GM hopes to adapt research from R2 including advancements in controls, sensors, and vision technology into future vehicle safety systems.
The Defense Advanced Research Projects Agency is reportedly looking at “feasible designs” from AAI Corporation and Lockheed Martin for the agency’s Transformer (TX) flying Humvee project, according to Aviation Week.
The project’s goal is to create a dual-purpose military vehicle that can fly and also drive along a road. The flying Humvee must be able to seat four, survive small arms fire, and rapidly convert into an aircraft that does not require a qualified pilot to operate. Rumor has it, DARPA is also working on getting pigs to fly.
Intel in September was showing off a low-power processor that is efficient enough to run a PC powered by a solar cell the size of a postage stamp.
Codenamed Claremont, the chip is only an experimental CPU and Intel currently has no plans to release it as a commercial project.
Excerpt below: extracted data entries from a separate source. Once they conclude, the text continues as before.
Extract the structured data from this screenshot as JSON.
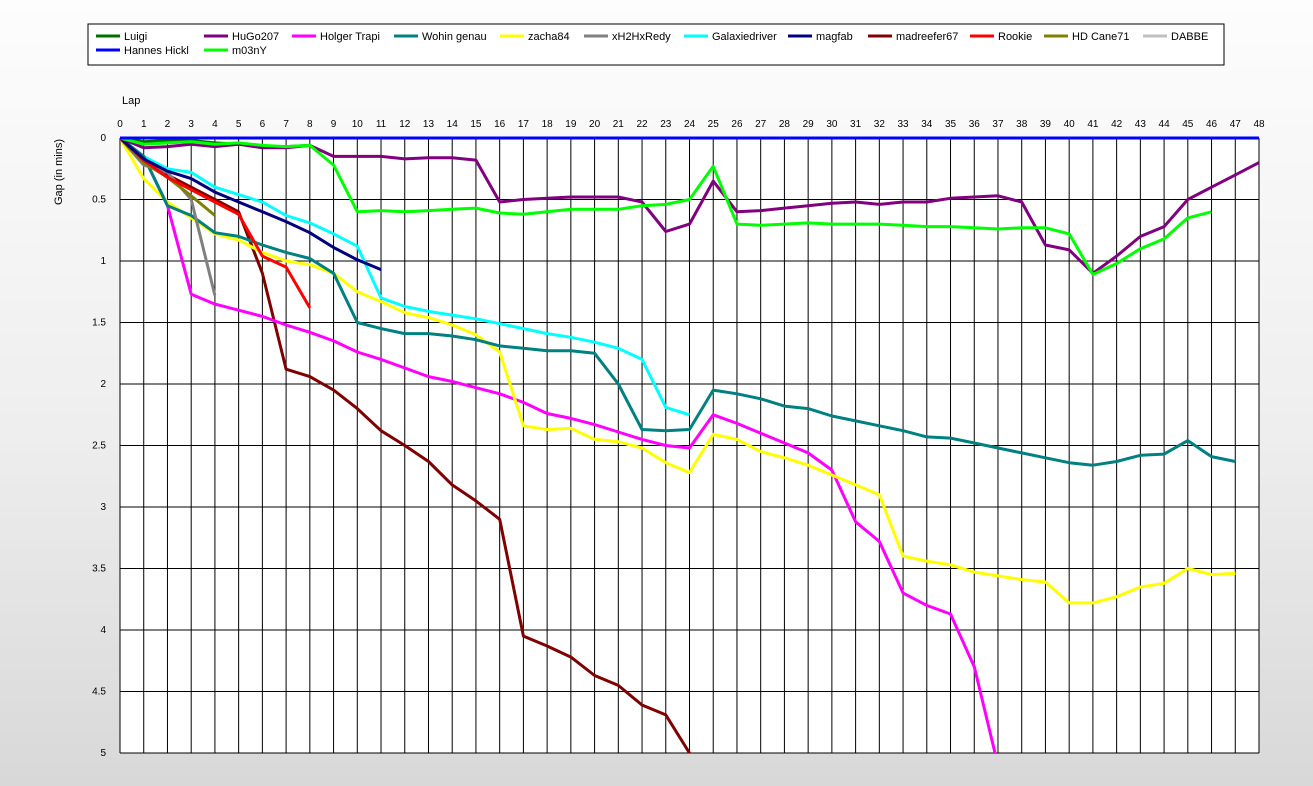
{
  "chart_data": {
    "type": "line",
    "title": "",
    "xlabel": "Lap",
    "ylabel": "Gap (in mins)",
    "xlim": [
      0,
      48
    ],
    "ylim": [
      0,
      5
    ],
    "y_inverted": true,
    "xticks": [
      0,
      1,
      2,
      3,
      4,
      5,
      6,
      7,
      8,
      9,
      10,
      11,
      12,
      13,
      14,
      15,
      16,
      17,
      18,
      19,
      20,
      21,
      22,
      23,
      24,
      25,
      26,
      27,
      28,
      29,
      30,
      31,
      32,
      33,
      34,
      35,
      36,
      37,
      38,
      39,
      40,
      41,
      42,
      43,
      44,
      45,
      46,
      47,
      48
    ],
    "yticks": [
      0,
      0.5,
      1,
      1.5,
      2,
      2.5,
      3,
      3.5,
      4,
      4.5,
      5
    ],
    "grid": true,
    "legend_position": "top",
    "series": [
      {
        "name": "Luigi",
        "color": "#007000",
        "x": [
          0,
          1,
          2,
          3,
          4,
          5,
          6,
          7,
          8
        ],
        "y": [
          0,
          0.03,
          0.02,
          0.02,
          0.04,
          0.05,
          0.07,
          0.07,
          0.06
        ]
      },
      {
        "name": "HuGo207",
        "color": "#800080",
        "x": [
          0,
          1,
          2,
          3,
          4,
          5,
          6,
          7,
          8,
          9,
          10,
          11,
          12,
          13,
          14,
          15,
          16,
          17,
          18,
          19,
          20,
          21,
          22,
          23,
          24,
          25,
          26,
          27,
          28,
          29,
          30,
          31,
          32,
          33,
          34,
          35,
          36,
          37,
          38,
          39,
          40,
          41,
          42,
          43,
          44,
          45,
          46,
          47,
          48
        ],
        "y": [
          0,
          0.08,
          0.07,
          0.05,
          0.07,
          0.05,
          0.08,
          0.08,
          0.06,
          0.15,
          0.15,
          0.15,
          0.17,
          0.16,
          0.16,
          0.18,
          0.52,
          0.5,
          0.49,
          0.48,
          0.48,
          0.48,
          0.52,
          0.76,
          0.7,
          0.35,
          0.6,
          0.59,
          0.57,
          0.55,
          0.53,
          0.52,
          0.54,
          0.52,
          0.52,
          0.49,
          0.48,
          0.47,
          0.52,
          0.87,
          0.91,
          1.1,
          0.96,
          0.8,
          0.72,
          0.5,
          0.4,
          0.3,
          0.2
        ]
      },
      {
        "name": "Holger Trapi",
        "color": "#ff00ff",
        "x": [
          0,
          1,
          2,
          3,
          4,
          5,
          6,
          7,
          8,
          9,
          10,
          11,
          12,
          13,
          14,
          15,
          16,
          17,
          18,
          19,
          20,
          21,
          22,
          23,
          24,
          25,
          26,
          27,
          28,
          29,
          30,
          31,
          32,
          33,
          34,
          35,
          36,
          37
        ],
        "y": [
          0,
          0.15,
          0.55,
          1.27,
          1.35,
          1.4,
          1.45,
          1.52,
          1.58,
          1.65,
          1.74,
          1.8,
          1.87,
          1.94,
          1.98,
          2.03,
          2.08,
          2.15,
          2.24,
          2.28,
          2.33,
          2.39,
          2.45,
          2.5,
          2.52,
          2.25,
          2.32,
          2.4,
          2.48,
          2.56,
          2.7,
          3.12,
          3.28,
          3.7,
          3.8,
          3.87,
          4.3,
          5.1
        ]
      },
      {
        "name": "Wohin genau",
        "color": "#008080",
        "x": [
          0,
          1,
          2,
          3,
          4,
          5,
          6,
          7,
          8,
          9,
          10,
          11,
          12,
          13,
          14,
          15,
          16,
          17,
          18,
          19,
          20,
          21,
          22,
          23,
          24,
          25,
          26,
          27,
          28,
          29,
          30,
          31,
          32,
          33,
          34,
          35,
          36,
          37,
          38,
          39,
          40,
          41,
          42,
          43,
          44,
          45,
          46,
          47
        ],
        "y": [
          0,
          0.15,
          0.55,
          0.63,
          0.77,
          0.8,
          0.87,
          0.93,
          0.98,
          1.1,
          1.5,
          1.55,
          1.59,
          1.59,
          1.61,
          1.64,
          1.69,
          1.71,
          1.73,
          1.73,
          1.75,
          2.0,
          2.37,
          2.38,
          2.37,
          2.05,
          2.08,
          2.12,
          2.18,
          2.2,
          2.26,
          2.3,
          2.34,
          2.38,
          2.43,
          2.44,
          2.48,
          2.52,
          2.56,
          2.6,
          2.64,
          2.66,
          2.63,
          2.58,
          2.57,
          2.46,
          2.59,
          2.63
        ]
      },
      {
        "name": "zacha84",
        "color": "#ffff00",
        "x": [
          0,
          1,
          2,
          3,
          4,
          5,
          6,
          7,
          8,
          9,
          10,
          11,
          12,
          13,
          14,
          15,
          16,
          17,
          18,
          19,
          20,
          21,
          22,
          23,
          24,
          25,
          26,
          27,
          28,
          29,
          30,
          31,
          32,
          33,
          34,
          35,
          36,
          37,
          38,
          39,
          40,
          41,
          42,
          43,
          44,
          45,
          46,
          47
        ],
        "y": [
          0,
          0.33,
          0.52,
          0.65,
          0.78,
          0.83,
          0.93,
          1.0,
          1.03,
          1.1,
          1.25,
          1.33,
          1.42,
          1.46,
          1.52,
          1.6,
          1.74,
          2.34,
          2.37,
          2.36,
          2.45,
          2.47,
          2.52,
          2.64,
          2.72,
          2.41,
          2.45,
          2.55,
          2.6,
          2.66,
          2.74,
          2.82,
          2.9,
          3.4,
          3.44,
          3.47,
          3.53,
          3.56,
          3.59,
          3.61,
          3.78,
          3.78,
          3.73,
          3.65,
          3.62,
          3.5,
          3.55,
          3.54
        ]
      },
      {
        "name": "xH2HxRedy",
        "color": "#808080",
        "x": [
          0,
          1,
          2,
          3,
          4
        ],
        "y": [
          0,
          0.22,
          0.28,
          0.5,
          1.28
        ]
      },
      {
        "name": "Galaxiedriver",
        "color": "#00ffff",
        "x": [
          0,
          1,
          2,
          3,
          4,
          5,
          6,
          7,
          8,
          9,
          10,
          11,
          12,
          13,
          14,
          15,
          16,
          17,
          18,
          19,
          20,
          21,
          22,
          23,
          24
        ],
        "y": [
          0,
          0.15,
          0.25,
          0.28,
          0.4,
          0.46,
          0.52,
          0.63,
          0.69,
          0.78,
          0.88,
          1.3,
          1.37,
          1.41,
          1.44,
          1.47,
          1.51,
          1.55,
          1.59,
          1.62,
          1.66,
          1.71,
          1.8,
          2.19,
          2.25
        ]
      },
      {
        "name": "magfab",
        "color": "#000080",
        "x": [
          0,
          1,
          2,
          3,
          4,
          5,
          6,
          7,
          8,
          9,
          10,
          11
        ],
        "y": [
          0,
          0.17,
          0.27,
          0.33,
          0.44,
          0.52,
          0.6,
          0.68,
          0.77,
          0.89,
          0.99,
          1.07
        ]
      },
      {
        "name": "madreefer67",
        "color": "#800000",
        "x": [
          0,
          1,
          2,
          3,
          4,
          5,
          6,
          7,
          8,
          9,
          10,
          11,
          12,
          13,
          14,
          15,
          16,
          17,
          18,
          19,
          20,
          21,
          22,
          23,
          24,
          25
        ],
        "y": [
          0,
          0.17,
          0.3,
          0.4,
          0.5,
          0.6,
          1.1,
          1.88,
          1.94,
          2.05,
          2.2,
          2.38,
          2.5,
          2.63,
          2.82,
          2.95,
          3.1,
          4.05,
          4.13,
          4.22,
          4.37,
          4.45,
          4.61,
          4.69,
          5.0,
          5.4
        ]
      },
      {
        "name": "Rookie",
        "color": "#ff0000",
        "x": [
          0,
          1,
          2,
          3,
          4,
          5,
          6,
          7,
          8
        ],
        "y": [
          0,
          0.18,
          0.32,
          0.42,
          0.52,
          0.62,
          0.96,
          1.05,
          1.38
        ]
      },
      {
        "name": "HD Cane71",
        "color": "#808000",
        "x": [
          0,
          1,
          2,
          3,
          4
        ],
        "y": [
          0,
          0.2,
          0.32,
          0.47,
          0.63
        ]
      },
      {
        "name": "DABBE",
        "color": "#c0c0c0",
        "x": [],
        "y": []
      },
      {
        "name": "Hannes Hickl",
        "color": "#0000ff",
        "x": [
          0,
          1,
          2,
          3,
          4,
          5,
          6,
          7,
          8,
          9,
          10,
          11,
          12,
          13,
          14,
          15,
          16,
          17,
          18,
          19,
          20,
          21,
          22,
          23,
          24,
          25,
          26,
          27,
          28,
          29,
          30,
          31,
          32,
          33,
          34,
          35,
          36,
          37,
          38,
          39,
          40,
          41,
          42,
          43,
          44,
          45,
          46,
          47,
          48
        ],
        "y": [
          0,
          0,
          0,
          0,
          0,
          0,
          0,
          0,
          0,
          0,
          0,
          0,
          0,
          0,
          0,
          0,
          0,
          0,
          0,
          0,
          0,
          0,
          0,
          0,
          0,
          0,
          0,
          0,
          0,
          0,
          0,
          0,
          0,
          0,
          0,
          0,
          0,
          0,
          0,
          0,
          0,
          0,
          0,
          0,
          0,
          0,
          0,
          0,
          0
        ]
      },
      {
        "name": "m03nY",
        "color": "#00ff00",
        "x": [
          0,
          1,
          2,
          3,
          4,
          5,
          6,
          7,
          8,
          9,
          10,
          11,
          12,
          13,
          14,
          15,
          16,
          17,
          18,
          19,
          20,
          21,
          22,
          23,
          24,
          25,
          26,
          27,
          28,
          29,
          30,
          31,
          32,
          33,
          34,
          35,
          36,
          37,
          38,
          39,
          40,
          41,
          42,
          43,
          44,
          45,
          46
        ],
        "y": [
          0,
          0.05,
          0.04,
          0.03,
          0.05,
          0.04,
          0.06,
          0.07,
          0.06,
          0.22,
          0.6,
          0.59,
          0.6,
          0.59,
          0.58,
          0.57,
          0.61,
          0.62,
          0.6,
          0.58,
          0.58,
          0.58,
          0.55,
          0.54,
          0.5,
          0.23,
          0.7,
          0.71,
          0.7,
          0.69,
          0.7,
          0.7,
          0.7,
          0.71,
          0.72,
          0.72,
          0.73,
          0.74,
          0.73,
          0.73,
          0.78,
          1.11,
          1.02,
          0.9,
          0.82,
          0.65,
          0.6
        ]
      }
    ]
  }
}
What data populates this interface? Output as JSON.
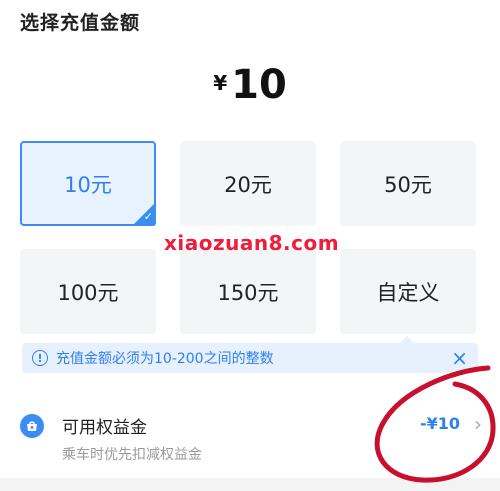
{
  "title": "选择充值金额",
  "amount": {
    "currency": "¥",
    "value": "10"
  },
  "options": [
    {
      "label": "10元",
      "selected": true
    },
    {
      "label": "20元",
      "selected": false
    },
    {
      "label": "50元",
      "selected": false
    },
    {
      "label": "100元",
      "selected": false
    },
    {
      "label": "150元",
      "selected": false
    },
    {
      "label": "自定义",
      "selected": false
    }
  ],
  "notice": {
    "text": "充值金额必须为10-200之间的整数",
    "close": "×"
  },
  "benefit": {
    "label": "可用权益金",
    "subtitle": "乘车时优先扣减权益金",
    "value": "-¥10"
  },
  "watermark": "xiaozuan8.com",
  "colors": {
    "accent": "#2f7ff0",
    "selected_bg": "#e8f3ff",
    "watermark": "#f01c3c",
    "annotation": "#c8102e"
  }
}
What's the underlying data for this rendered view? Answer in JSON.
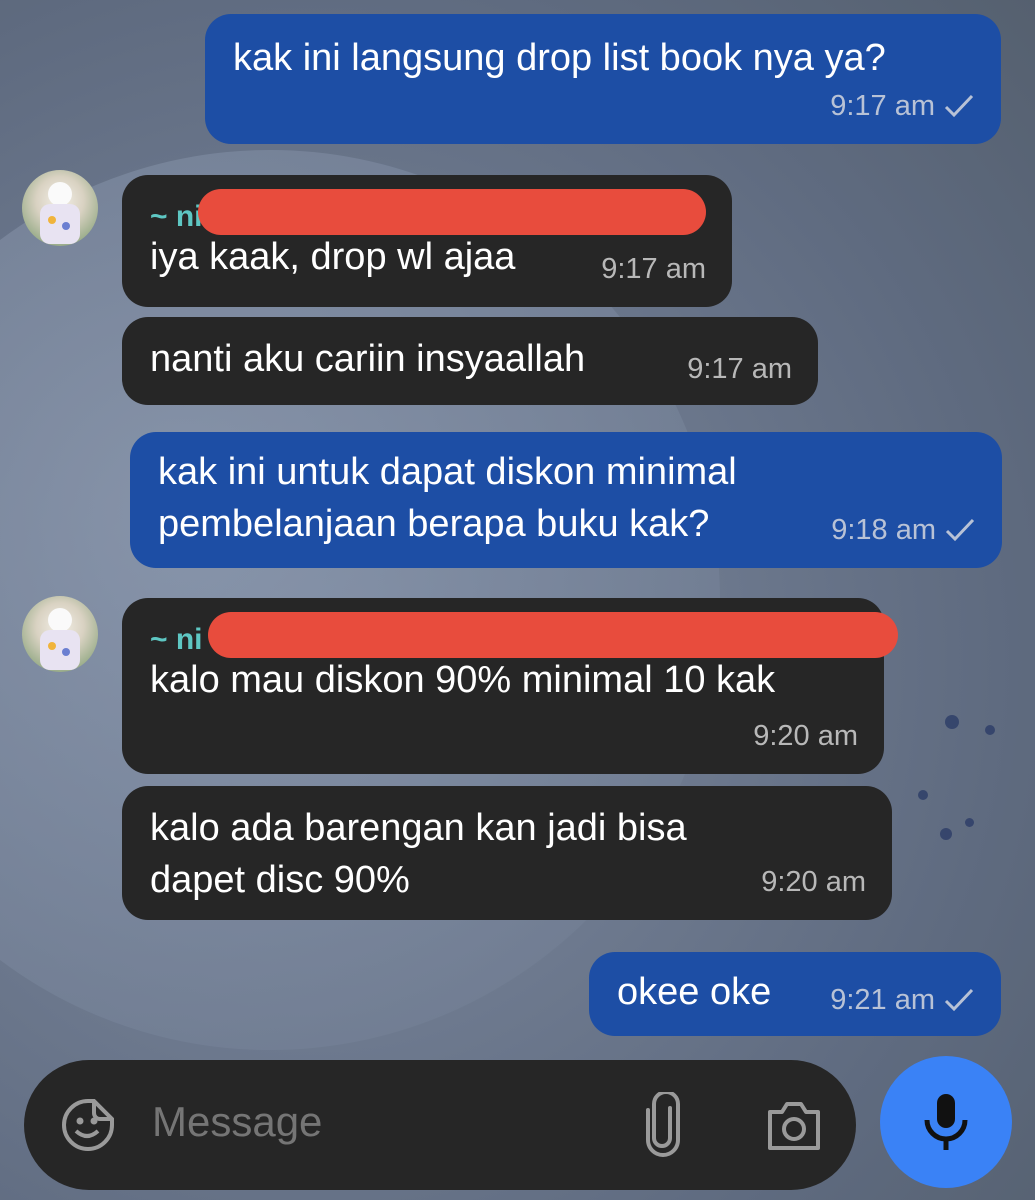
{
  "messages": [
    {
      "id": "m1",
      "direction": "outgoing",
      "text": "kak ini langsung drop list book nya ya?",
      "time": "9:17 am",
      "status": "sent"
    },
    {
      "id": "m2",
      "direction": "incoming",
      "sender": "~ ni",
      "text": "iya kaak, drop wl ajaa",
      "time": "9:17 am"
    },
    {
      "id": "m3",
      "direction": "incoming",
      "text": "nanti aku cariin insyaallah",
      "time": "9:17 am"
    },
    {
      "id": "m4",
      "direction": "outgoing",
      "text": "kak ini untuk dapat diskon minimal\npembelanjaan berapa buku kak?",
      "time": "9:18 am",
      "status": "sent"
    },
    {
      "id": "m5",
      "direction": "incoming",
      "sender": "~ ni",
      "text": "kalo mau diskon 90% minimal 10 kak",
      "time": "9:20 am"
    },
    {
      "id": "m6",
      "direction": "incoming",
      "text": "kalo ada barengan kan jadi bisa\ndapet disc 90%",
      "time": "9:20 am"
    },
    {
      "id": "m7",
      "direction": "outgoing",
      "text": "okee oke",
      "time": "9:21 am",
      "status": "sent"
    }
  ],
  "composer": {
    "placeholder": "Message",
    "icons": [
      "sticker-icon",
      "attachment-clip-icon",
      "camera-icon",
      "microphone-icon"
    ]
  },
  "colors": {
    "outgoing_bubble": "#1d4ea5",
    "incoming_bubble": "#262626",
    "sender_name": "#5ec7c3",
    "redaction": "#e84c3d",
    "mic_button": "#3a82f6"
  }
}
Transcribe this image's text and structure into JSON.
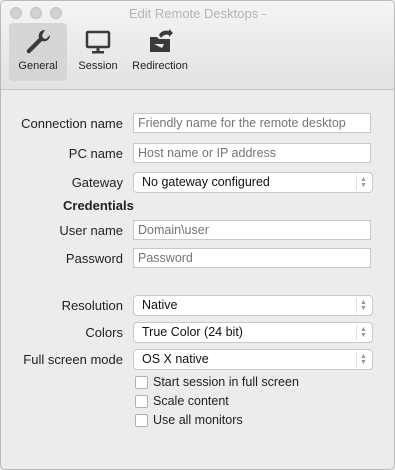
{
  "window": {
    "title": "Edit Remote Desktops -"
  },
  "toolbar": {
    "general_label": "General",
    "session_label": "Session",
    "redirection_label": "Redirection"
  },
  "form": {
    "connection_name": {
      "label": "Connection name",
      "placeholder": "Friendly name for the remote desktop"
    },
    "pc_name": {
      "label": "PC name",
      "placeholder": "Host name or IP address"
    },
    "gateway": {
      "label": "Gateway",
      "value": "No gateway configured"
    },
    "credentials_heading": "Credentials",
    "user_name": {
      "label": "User name",
      "placeholder": "Domain\\user"
    },
    "password": {
      "label": "Password",
      "placeholder": "Password"
    },
    "resolution": {
      "label": "Resolution",
      "value": "Native"
    },
    "colors": {
      "label": "Colors",
      "value": "True Color (24 bit)"
    },
    "full_screen_mode": {
      "label": "Full screen mode",
      "value": "OS X native"
    },
    "checkboxes": [
      {
        "label": "Start session in full screen",
        "checked": false
      },
      {
        "label": "Scale content",
        "checked": false
      },
      {
        "label": "Use all monitors",
        "checked": false
      }
    ]
  },
  "icons": {
    "general": "wrench-icon",
    "session": "monitor-icon",
    "redirection": "folder-redirect-icon"
  }
}
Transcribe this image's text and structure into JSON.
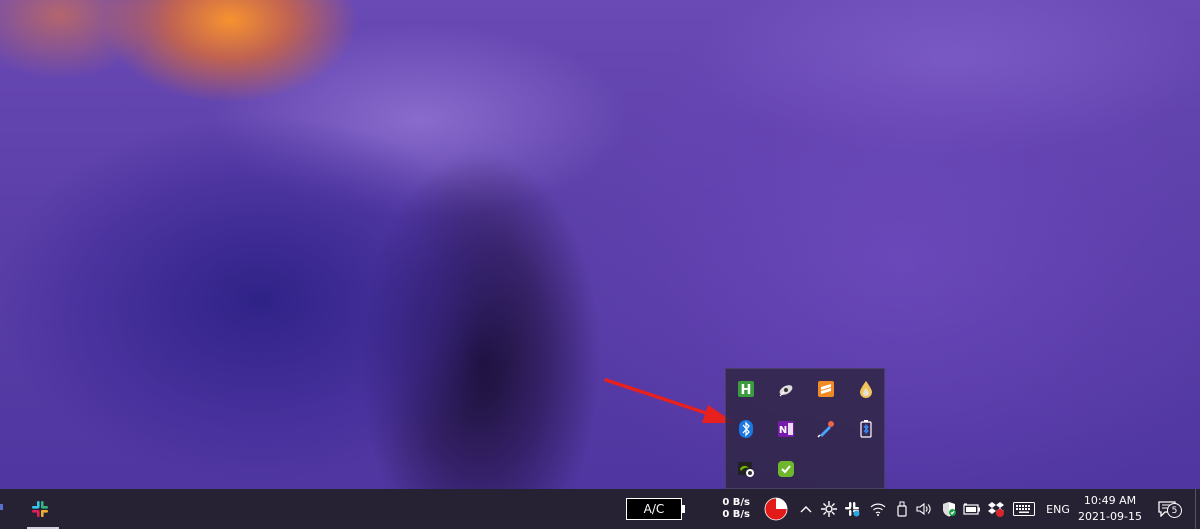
{
  "taskbar": {
    "battery_label": "A/C",
    "net_speed_up": "0 B/s",
    "net_speed_down": "0 B/s",
    "language": "ENG",
    "clock_time": "10:49 AM",
    "clock_date": "2021-09-15",
    "notification_count": "5"
  },
  "tray_overflow": {
    "icons": [
      "hwmonitor-icon",
      "radar-satellite-icon",
      "sublime-text-icon",
      "ink-drop-icon",
      "bluetooth-icon",
      "onenote-icon",
      "mail-rocket-icon",
      "bluetooth-battery-icon",
      "nvidia-icon",
      "green-check-icon"
    ]
  },
  "annotation": {
    "arrow_color": "#e8201e"
  },
  "colors": {
    "taskbar_bg": "#262233",
    "tray_bg": "#30264a"
  }
}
The company may adapt some of Claremont’s technology for future products as part of Intel’s goal to reduce by fivefold the power consumption of current processors.
Sharp and Japanese broadcaster NHK are working on a high-definition resolution display called Super Hi-Vision that is 16 times the resolution of current full HD 1080p (1920 by 1080) panels.
SHV resolution is 7820-by-4320 and each frame of film is equal to a 33-megapixel image. Sharp in May produced an 85-inch Super Hi-Vision LCD display to demonstrate the technology. Super Hi-Vision is set to begin limited trials in Japan in 2020.
Massachusetts-based Boston Dynamics is helping DARPA and the U.S. Marine Corps develop an all-terrain robot dog that can help soldiers carry heavy loads in remote locations such as the mountains of Afghanistan.
The goal is for the company’s LS3-Legged Squad Support Systems project to produce a robot that can carry up to 400 pounds across 20 miles or more of rough terrain. It will also be powered by an internal combustion engine with enough power to last 24 hours. The company’s current prototype, AlphaDog, can regain its balance should it fall or be knocked over. The end product won’t require remote control and will be able to use computer sensors and GPS to follow a leader. AlphaDog can’t walk without help yet, but Boston Dynamic plans to produce the first independent version of the robot in 2012.